John Rhodes apparently had heard of Marion County correctional, because it took him about three seconds to flip. He ID’ed Jaynes as the man who not only ordered the murder of “the sisters,” but then, he gave them the really big prize: how Ward Jaynes had boasted to him on several occasions about strangling the “greedy little redneck bastard,” Darryl Bill.
Confession signed, Ott and Crawford had gone straight to Jaynes’s house down on South Ocean.
Ott was leaning hard on the doorbell.
A few minutes later a man in his sixties and a bathrobe opened the door. He looked bewildered at the sight of two seemingly sober, but disheveled, men standing there. Crawford had a rip on the left sleeve of his shirt and Ott was a particularly sorry sight. His hair, which normally had a neat swept-back wave in front, was matted down and looked like a deflated mole. His big Windsor tie knot had slipped down to his upper sternum.
“Yes?” the man asked.
“We need to see your boss,” Crawford said.

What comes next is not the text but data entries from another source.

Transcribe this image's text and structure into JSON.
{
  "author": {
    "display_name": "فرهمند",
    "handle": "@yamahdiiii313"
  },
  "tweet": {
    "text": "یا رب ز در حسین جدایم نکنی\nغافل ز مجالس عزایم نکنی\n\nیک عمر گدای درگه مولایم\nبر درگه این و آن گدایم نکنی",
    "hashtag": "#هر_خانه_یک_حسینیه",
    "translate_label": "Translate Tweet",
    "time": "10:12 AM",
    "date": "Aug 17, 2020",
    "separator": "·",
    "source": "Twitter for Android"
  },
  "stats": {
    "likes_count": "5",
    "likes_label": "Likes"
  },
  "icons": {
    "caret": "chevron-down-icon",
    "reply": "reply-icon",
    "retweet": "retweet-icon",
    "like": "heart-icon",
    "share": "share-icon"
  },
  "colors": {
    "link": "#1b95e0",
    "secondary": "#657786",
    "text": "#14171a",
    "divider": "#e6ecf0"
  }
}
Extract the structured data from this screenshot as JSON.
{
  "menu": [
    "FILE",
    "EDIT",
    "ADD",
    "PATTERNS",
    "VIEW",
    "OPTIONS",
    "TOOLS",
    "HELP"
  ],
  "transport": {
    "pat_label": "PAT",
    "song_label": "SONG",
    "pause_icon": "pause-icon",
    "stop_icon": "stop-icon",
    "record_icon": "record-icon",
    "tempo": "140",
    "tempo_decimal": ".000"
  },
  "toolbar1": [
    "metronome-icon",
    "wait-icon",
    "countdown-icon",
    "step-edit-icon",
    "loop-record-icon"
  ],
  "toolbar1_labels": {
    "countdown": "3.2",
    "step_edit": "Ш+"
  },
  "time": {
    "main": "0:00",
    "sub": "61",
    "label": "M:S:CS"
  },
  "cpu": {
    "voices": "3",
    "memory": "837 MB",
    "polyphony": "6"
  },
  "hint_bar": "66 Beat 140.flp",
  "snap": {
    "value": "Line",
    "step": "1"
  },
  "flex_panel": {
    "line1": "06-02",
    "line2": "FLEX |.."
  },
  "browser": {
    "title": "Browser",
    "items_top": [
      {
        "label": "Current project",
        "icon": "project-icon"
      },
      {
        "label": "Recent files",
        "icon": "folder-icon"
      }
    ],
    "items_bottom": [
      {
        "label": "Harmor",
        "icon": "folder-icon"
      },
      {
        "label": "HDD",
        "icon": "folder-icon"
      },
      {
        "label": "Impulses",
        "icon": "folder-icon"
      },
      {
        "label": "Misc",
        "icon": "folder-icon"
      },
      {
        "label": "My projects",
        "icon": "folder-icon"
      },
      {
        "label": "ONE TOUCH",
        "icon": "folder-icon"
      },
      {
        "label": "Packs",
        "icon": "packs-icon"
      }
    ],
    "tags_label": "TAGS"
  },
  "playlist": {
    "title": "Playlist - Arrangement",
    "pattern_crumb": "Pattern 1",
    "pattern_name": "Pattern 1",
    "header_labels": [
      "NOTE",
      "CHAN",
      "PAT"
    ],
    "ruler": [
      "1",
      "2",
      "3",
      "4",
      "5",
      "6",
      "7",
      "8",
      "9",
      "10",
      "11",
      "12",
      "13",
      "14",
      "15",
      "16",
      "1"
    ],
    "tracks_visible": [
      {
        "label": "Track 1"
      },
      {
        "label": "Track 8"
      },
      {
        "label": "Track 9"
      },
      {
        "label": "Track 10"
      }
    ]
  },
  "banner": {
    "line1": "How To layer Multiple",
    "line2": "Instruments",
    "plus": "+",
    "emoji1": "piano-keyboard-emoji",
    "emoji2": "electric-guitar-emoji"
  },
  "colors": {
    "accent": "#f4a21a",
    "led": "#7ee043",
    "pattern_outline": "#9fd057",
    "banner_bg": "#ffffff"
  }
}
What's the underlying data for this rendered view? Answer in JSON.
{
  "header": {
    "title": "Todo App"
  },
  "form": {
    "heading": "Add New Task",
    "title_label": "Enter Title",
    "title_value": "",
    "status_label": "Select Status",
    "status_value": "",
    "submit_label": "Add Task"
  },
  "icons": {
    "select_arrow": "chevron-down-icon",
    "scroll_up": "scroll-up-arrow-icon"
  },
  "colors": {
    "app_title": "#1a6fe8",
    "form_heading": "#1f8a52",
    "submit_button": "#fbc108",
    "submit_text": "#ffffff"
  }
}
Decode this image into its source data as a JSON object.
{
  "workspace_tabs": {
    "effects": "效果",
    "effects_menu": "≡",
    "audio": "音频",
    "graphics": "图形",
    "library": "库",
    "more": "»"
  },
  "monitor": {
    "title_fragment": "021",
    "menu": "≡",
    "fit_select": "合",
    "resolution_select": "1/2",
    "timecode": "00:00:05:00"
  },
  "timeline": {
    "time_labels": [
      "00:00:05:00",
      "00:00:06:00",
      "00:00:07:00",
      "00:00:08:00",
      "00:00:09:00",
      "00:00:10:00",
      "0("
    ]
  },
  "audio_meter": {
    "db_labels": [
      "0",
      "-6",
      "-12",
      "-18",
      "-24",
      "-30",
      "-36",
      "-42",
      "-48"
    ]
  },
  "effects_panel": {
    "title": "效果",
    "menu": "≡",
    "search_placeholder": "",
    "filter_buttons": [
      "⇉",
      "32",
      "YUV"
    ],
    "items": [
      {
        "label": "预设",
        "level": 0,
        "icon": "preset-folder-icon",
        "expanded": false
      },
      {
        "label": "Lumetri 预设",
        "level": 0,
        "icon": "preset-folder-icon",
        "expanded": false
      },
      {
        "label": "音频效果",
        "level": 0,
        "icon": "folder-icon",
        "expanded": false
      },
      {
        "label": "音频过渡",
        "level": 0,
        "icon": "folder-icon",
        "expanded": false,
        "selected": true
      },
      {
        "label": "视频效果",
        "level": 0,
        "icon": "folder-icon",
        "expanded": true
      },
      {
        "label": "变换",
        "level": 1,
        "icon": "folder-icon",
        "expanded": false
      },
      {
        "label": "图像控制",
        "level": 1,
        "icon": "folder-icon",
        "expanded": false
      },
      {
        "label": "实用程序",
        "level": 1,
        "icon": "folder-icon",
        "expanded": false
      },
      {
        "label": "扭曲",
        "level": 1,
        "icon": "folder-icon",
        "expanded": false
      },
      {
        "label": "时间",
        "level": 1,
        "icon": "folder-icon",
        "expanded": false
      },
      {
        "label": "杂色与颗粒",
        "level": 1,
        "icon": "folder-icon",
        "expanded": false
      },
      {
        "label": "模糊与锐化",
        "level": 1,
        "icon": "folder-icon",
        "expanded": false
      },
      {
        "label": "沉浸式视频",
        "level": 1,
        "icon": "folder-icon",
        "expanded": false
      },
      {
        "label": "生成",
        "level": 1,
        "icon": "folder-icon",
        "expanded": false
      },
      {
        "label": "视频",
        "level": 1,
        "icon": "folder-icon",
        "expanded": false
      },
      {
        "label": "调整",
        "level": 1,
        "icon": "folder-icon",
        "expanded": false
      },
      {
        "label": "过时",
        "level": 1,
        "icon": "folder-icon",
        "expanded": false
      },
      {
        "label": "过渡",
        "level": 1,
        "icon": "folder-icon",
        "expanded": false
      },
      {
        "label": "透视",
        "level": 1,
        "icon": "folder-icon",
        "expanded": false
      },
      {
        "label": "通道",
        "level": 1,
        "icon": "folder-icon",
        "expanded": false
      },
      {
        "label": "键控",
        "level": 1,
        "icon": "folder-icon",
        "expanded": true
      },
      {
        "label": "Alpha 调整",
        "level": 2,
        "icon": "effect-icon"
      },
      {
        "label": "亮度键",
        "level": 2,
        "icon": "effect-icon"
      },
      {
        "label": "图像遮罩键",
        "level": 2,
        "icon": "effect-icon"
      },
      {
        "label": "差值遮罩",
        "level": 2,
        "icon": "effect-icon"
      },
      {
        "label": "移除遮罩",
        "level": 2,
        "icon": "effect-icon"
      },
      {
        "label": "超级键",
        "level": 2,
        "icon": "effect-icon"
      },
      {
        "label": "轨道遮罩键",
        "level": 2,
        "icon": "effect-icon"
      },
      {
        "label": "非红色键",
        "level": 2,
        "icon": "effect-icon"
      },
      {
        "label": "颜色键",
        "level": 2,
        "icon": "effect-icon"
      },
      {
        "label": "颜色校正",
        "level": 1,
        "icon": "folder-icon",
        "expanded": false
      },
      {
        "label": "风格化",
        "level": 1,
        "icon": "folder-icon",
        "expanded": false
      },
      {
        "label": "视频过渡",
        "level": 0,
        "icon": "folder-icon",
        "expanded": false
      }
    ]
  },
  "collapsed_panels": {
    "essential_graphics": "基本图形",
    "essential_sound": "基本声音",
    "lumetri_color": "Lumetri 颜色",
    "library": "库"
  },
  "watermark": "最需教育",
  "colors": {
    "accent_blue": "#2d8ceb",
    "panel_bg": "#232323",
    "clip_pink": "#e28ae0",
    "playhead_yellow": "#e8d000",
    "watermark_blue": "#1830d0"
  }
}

“Is he expecting you?” the man asked.
“Not exactly.” Crawford flashed him his badge. “Just get him. We got a warrant for his arrest. Might want to tell him it’s Murder One.”
The man reeled back a few steps.
Crawford stuck his foot between the door and the jamb.
The man glared at him.
“I was just going to awaken him,” he said.
“So what are you waiting for, Pops,” Ott said, stepping inside, “ ‘awaken him.’ ”
The man shuffled off toward a circular staircase.
Crawford heard the thumping of a helicopter and shot Ott a smile.
“Here they come,” Crawford said, looking up. “I just love the press.”
Ott flashed him a thumbs-up. “Yeah, me too.”
After a few moments of waiting for the old man, Crawford got twitchy.
“Come on.” He went in and headed toward the staircase, jerking his Maglite out of his pocket.
He shined it upstairs and pulled his Sig Sauer out of his shoulder holster. Ott had his Glock out and his Maglite, too. Their beams of light crisscrossed.
“Jaynes, we got a murder warrant for you,” Crawford yelled up the stairs. “Come on down
now
.”
But there was no response.
Crawford ran upstairs, taking the steps three at a time. He saw the old man coming out of a bedroom. He ran toward it.
“Where the hell is he?” he asked, hearing Ott a step behind him.
“He wasn’t in his bedroom,” the old man said with a shrug.
“Bullshit,” Crawford said, shoving the old man aside, and running into the bedroom. It was twice the size of Crawford’s whole apartment. The covers on the bed were pulled down. There was a huge semicircular porch off the master and the french doors were open.
Crawford ran through the doors out onto the porch, Ott right behind him. He heard two helicopters now.
Crawford looked down to the ground below. It would have been a twenty-foot jump. No way Jaynes was going to make the leap.
He motioned with his Sig to Ott.
“Back inside, Mort,” he said.
Ott nodded and turned.
Crawford ran back in and opened the first door he came to. It was a Gatsby-size walk-in. Ott opened another door. It was the master bath. Crawford opened a third. It was an empty closet, but with steps going down from it.